For several reasons including safety and the sport of swimming as a spectacle, FINA (World Governing Body of Swimming) came up with an appropriate restriction. Today, swimmers cannot remain submerged for more than 15 metres after a start or a turn. The 15-metre limit (shown by a line hanging above the pool) is measured to the swimmer’s feet, not the head.

The first known record of people swimming dates back to Egyptian drawings from 2500 BC, with stone age paintings in the Cave of Swimmers dating back even further.

One of the Founding Fathers of the United States, Benjamin Franklin invented swim fins to help swimmers move through the water more efficiently.

An outdoor swimming pool was added to the White House in 1975 by President Gerald Ford.

Most competitive swimmers swim 6-12 miles a day.

An Olympic pool can hold up to 850,000 gallons of water.

Matthew Webb, a 27-year-old merchant navy captain was the first person to swim the English Channley this was in 1875. Gertrude Ederle was the first woman to swim the English Channel, in 1926.

Mark Spitz beat the record for the most gold medals in one Olympic games when he won 7 gold medals at the 1972 games. However along came Michael Phelps and in 2008 Beijing games Phelps haul was an incredible 8 golds!
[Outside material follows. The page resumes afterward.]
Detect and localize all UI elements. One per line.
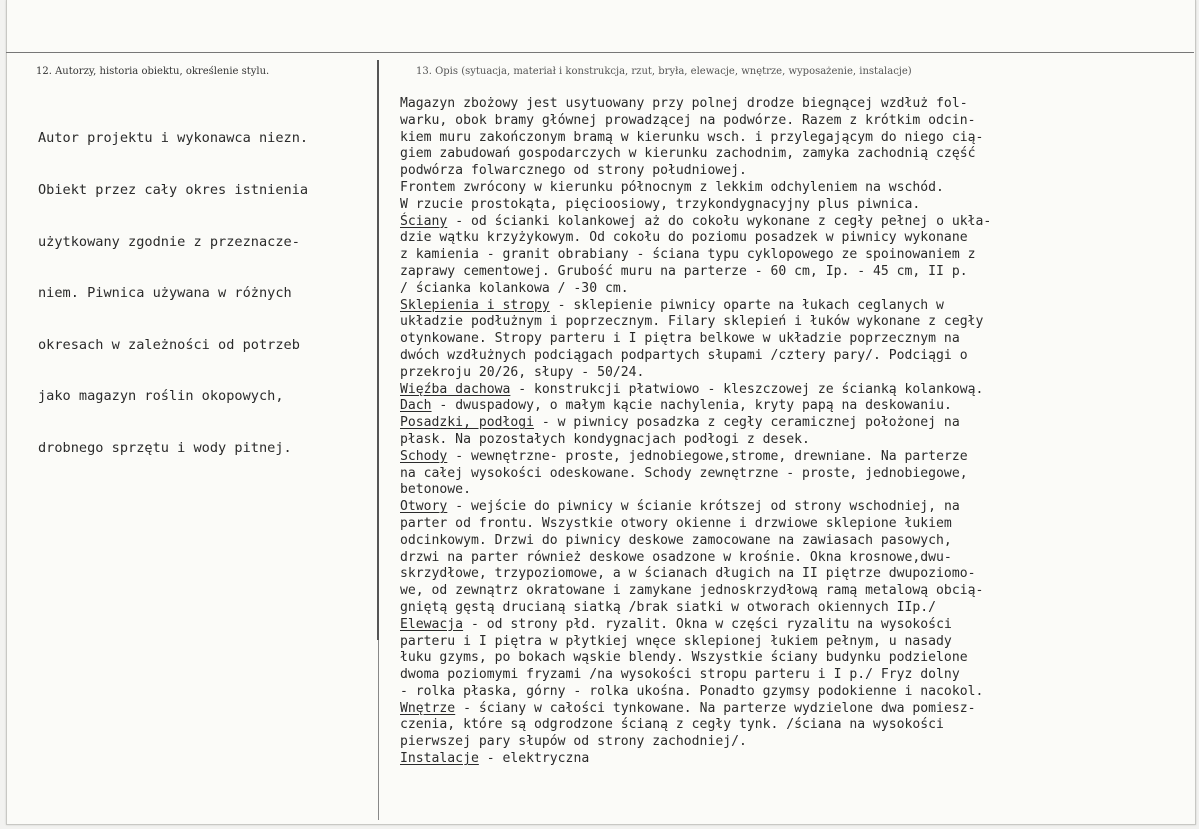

  • Gold medal – first place  200 m freestyle                 1:42.96 (WR)
  • Gold medal – first place  100 m butterfly                 50.58 (OR)
  • Gold medal – first place  200 m butterfly                 1:52.03 (WR)
  • Gold medal – first place  200 m medley                    1:54.23 (WR)
  • Gold medal – first place  400 m medley                    4:03.84 (WR)
  • Gold medal – first place  4×100 m freestyle            3:08.24 (WR)
  • Gold medal – first place  4×200 m freestyle            6:58.56 (WR)
  • Gold medal – first place  4×100 m medley               3:29.34 (WR)

Some of the largest swimming pools that have been made are the Moskva Pool (Moscow Pool now closed) which opened in 1960, it had a one-of-a-kind circular pool had a diameter of 130 meters and capacity of twenty thousand people. The San Alfonso del Mar resort in Chile has a pool 1,013 metres (3,324 ft) in length with a total area of 8 hectares The longest swimming pool is in Casablanca, Morocco. It is 480 metres long and 75 meters wide.

Competitive swimming became more popular after World War I, when “long john”-style swimming costumes went out of fashion. The first topless male swimming suits were worn in America in 1935.

Home swimming pools became popular after World War II, when Hollywood movies from synchronized swimming start Esther Williams made them more desirable.

Swimming was known to be a noble skill for Japanese samurai.

In one hour, swimming burns about 40% more calories than biking and about 30% more calories than running per hour.